Results: In HV, we found heterogeneous individual venous flows, as well as variable side dominance in paired veins and sinuses. PC-MRI enabled reproducible measurements of venous flows in Superior sagittal, straight and transverse sinuses. Arterial and CSF flows were normal. The VPI comparison showed a significant difference (P<0.05) between the internal jugular veins (VPI = 38±15), and the SSS (VPI = 21±10). In CVT patients, PCMRI did not detect any venous flow in the veins and/or sinuses with thrombosis whereas arterial flows were preserved. Interestingly, aqueductal and cervical CSF flows were hyperdynamic in one patient with signs of increased intracranial pressure, and decreased in 3 patients with extended thrombosis in the Superior Sagittal and Transverse sinuses (Figure).
CSF stroke volumes in patients with cerebral venous Thrombosis.
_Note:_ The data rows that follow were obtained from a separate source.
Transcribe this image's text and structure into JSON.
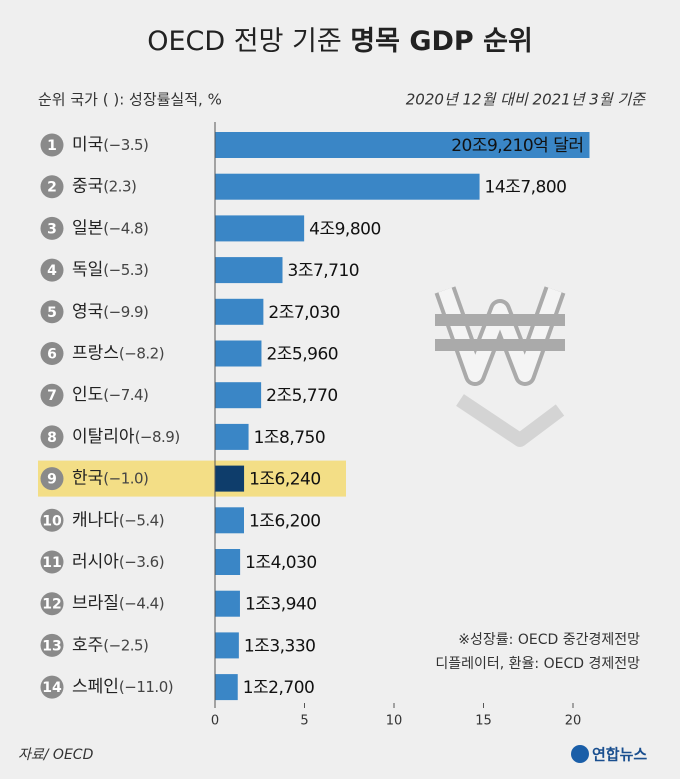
{
  "chart_data": {
    "type": "bar",
    "orientation": "horizontal",
    "title": "OECD 전망 기준",
    "title_bold": "명목 GDP 순위",
    "subtitle": "2020년 12월 대비 2021년 3월 기준",
    "header": "순위 국가 ( ): 성장률실적, %",
    "ranks": [
      1,
      2,
      3,
      4,
      5,
      6,
      7,
      8,
      9,
      10,
      11,
      12,
      13,
      14
    ],
    "categories": [
      "미국",
      "중국",
      "일본",
      "독일",
      "영국",
      "프랑스",
      "인도",
      "이탈리아",
      "한국",
      "캐나다",
      "러시아",
      "브라질",
      "호주",
      "스페인"
    ],
    "growth_labels": [
      "(−3.5)",
      "(2.3)",
      "(−4.8)",
      "(−5.3)",
      "(−9.9)",
      "(−8.2)",
      "(−7.4)",
      "(−8.9)",
      "(−1.0)",
      "(−5.4)",
      "(−3.6)",
      "(−4.4)",
      "(−2.5)",
      "(−11.0)"
    ],
    "values": [
      20.921,
      14.78,
      4.98,
      3.771,
      2.703,
      2.596,
      2.577,
      1.875,
      1.624,
      1.62,
      1.403,
      1.394,
      1.333,
      1.27
    ],
    "value_labels": [
      "20조9,210억 달러",
      "14조7,800",
      "4조9,800",
      "3조7,710",
      "2조7,030",
      "2조5,960",
      "2조5,770",
      "1조8,750",
      "1조6,240",
      "1조6,200",
      "1조4,030",
      "1조3,940",
      "1조3,330",
      "1조2,700"
    ],
    "color": "#3a86c6",
    "highlight_index": 8,
    "highlight_color": "#0e3d6b",
    "highlight_background": "#f3de86",
    "xlim": [
      0,
      20
    ],
    "xticks": [
      0,
      5,
      10,
      15,
      20
    ],
    "notes": [
      "※성장률: OECD 중간경제전망",
      "디플레이터, 환율: OECD 경제전망"
    ],
    "source": "자료/ OECD",
    "logo": "연합뉴스"
  }
}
Stroke volumes are represented in ml per cardiac cycle. The dashed rectangle corresponds to the average ± 1 standard deviation observed in the HV population.
Conclusion: We found heterogeneous types of venous pathways in HV, suggesting a variable role of accessory (epidural and vertebromedullar) drainage in physiological conditions. Besides, our study is the first to enable venous flow quantification in the major intracranial sinuses with excellent detection rates. VPI study showed higher pulsatility in the extracranial venous compartment. Heterogeneous results in patients with CVT show the complex role of veins in the regulation of intracranial hydrodynamics. PC-MRI enables reliable, safe and rapid measurements of CSF and blood flows. It helps understanding the complexity of the venous system and its role in regulating the intracranial pressure in physiological conditions and in pathologies like CVT.